According to Simpson’s research, Black patients:

  • are less likely to be referred to nephrologist prior to initiation of chronic dialysis;
  • are more likely to be referred at advanced stages of kidney disease;
  • are less likely to complete a kidney evaluation and be listed;
  • are less likely to have a living donor; and
  • wait longer once listed to get transplanted.

To solve these problems within the Black communities of Chicago, Simpson proposed the AATAP. The program focuses on referral for transplantation, evaluation for transplantation and transplantation.

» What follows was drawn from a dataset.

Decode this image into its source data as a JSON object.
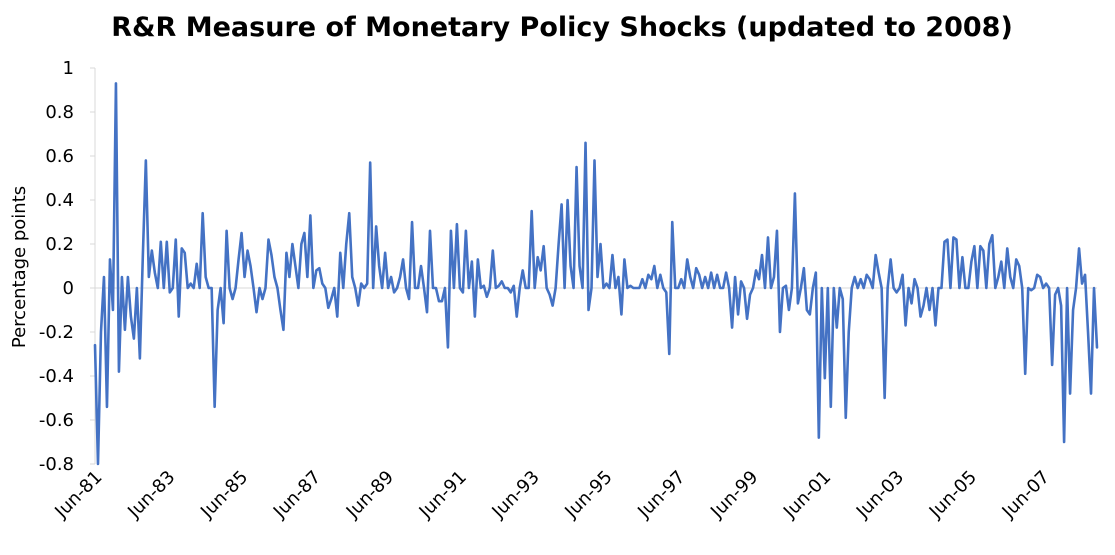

Simpson’s team spoke with the community of Chicago and assessed its resources. A clinic was established in the hospital and also within the community to provide multiple options to patients who may not be able to travel. The team partnered with leaders and churches in the community to build trust between dialysis staff and patients. Similarly, the program implements racial concordance during intake and initial visits due to the positive impact it has on patient perspectives. In addition to their work to address medical mistrust, providers address cultural competency, health literacy and psychosocial support, Simpson said. Once the program was implemented, Simpson’s team focused on sustaining it and embedding the changes in a national level.

Since the launch of AATAP in 2019, there have been more than 150 referrals, a 56% increase in evaluations of Black patients and an 18% increase in listings. The AATAP is looking to expand the program within and beyond the institution. In the future, AATAP looks to expand past transplantation and make other aspects of health more accessible to Black communities, Simpson said.